Laila Edwards, Team USA, Hockey

Laila Edwards Graces International Ice As First Black Woman Hockey Player On Team USA

The rising hockey star skates with Team USA as a bottom-six forward and the tallest player of the national team.

Laila Edwards, a hockey phenom, has etched her name in history by becoming the first Black woman to represent Team USA at a world championship.

The 20-year-old prodigy secured her spot on the 23-player roster and took to the ice in the opening game against Switzerland on April 3, a moment The Athletic stated as her official arrival on the international stage. “I’m super honored to have this platform,” Edwards said after Wednesday’s game. “I think making the national team is a great step. To be at the World Championships, and representing Team USA at the international level is a great further step in the right direction, which I hope continues.”
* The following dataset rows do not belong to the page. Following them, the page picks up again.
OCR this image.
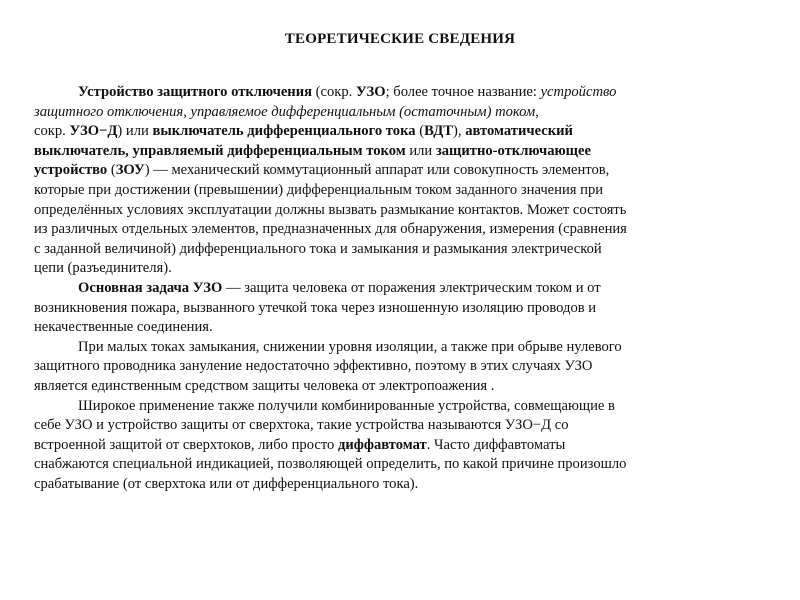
ТЕОРЕТИЧЕСКИЕ СВЕДЕНИЯ
Устройство защитного отключения (сокр. УЗО; более точное название: устройство
защитного отключения, управляемое дифференциальным (остаточным) током,
сокр. УЗО−Д) или выключатель дифференциального тока (ВДТ), автоматический
выключатель, управляемый дифференциальным током или защитно-отключающее
устройство (ЗОУ) — механический коммутационный аппарат или совокупность элементов,
которые при достижении (превышении) дифференциальным током заданного значения при
определённых условиях эксплуатации должны вызвать размыкание контактов. Может состоять
из различных отдельных элементов, предназначенных для обнаружения, измерения (сравнения
с заданной величиной) дифференциального тока и замыкания и размыкания электрической
цепи (разъединителя).
Основная задача УЗО — защита человека от поражения электрическим током и от
возникновения пожара, вызванного утечкой тока через изношенную изоляцию проводов и
некачественные соединения.
При малых токах замыкания, снижении уровня изоляции, а также при обрыве нулевого
защитного проводника зануление недостаточно эффективно, поэтому в этих случаях УЗО
является единственным средством защиты человека от электропоажения .
Широкое применение также получили комбинированные устройства, совмещающие в
себе УЗО и устройство защиты от сверхтока, такие устройства называются УЗО−Д со
встроенной защитой от сверхтоков, либо просто диффавтомат. Часто диффавтоматы
снабжаются специальной индикацией, позволяющей определить, по какой причине произошло
срабатывание (от сверхтока или от дифференциального тока).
Fresh off her sophomore season at the University of Wisconsin, where she finished among the top 10 scorers in the NCAA, the 6-foot-1 athlete skates alongside seasoned veterans Kelly Pannek and Hayley Scamurra as a bottom-six forward and the tallest player on the national team.

As previously covered by BLACK ENTERPRISE, Edwards’ journey with the U.S. women’s national team commenced last November when she made history as the first Black woman to don the team’s jersey during the 2023-24 Rivalry Series against Canada. At the time, Team USA coach John Wroblewski remarked, “I don’t think there’s another woman like her in the game right now.”

Edwards hails from Cleveland Heights, Ohio, where her foray into hockey began with figure skating alongside her older sister, Chayla, during her childhood years. The hockey star performed brilliantly in her debut tournament with USA Hockey at the 2022 U18 women’s worlds, where she was declared top forward and MVP. “Nobody on Team USA had more points; nobody in the world had more goals,” The Athletic noted.

This pivotal moment for Edwards not only celebrates her individual achievement but also paves the way for future generations. She expressed that breaking the barrier is “a great feeling,” and she hopes “it continues to flood” from athletes to come.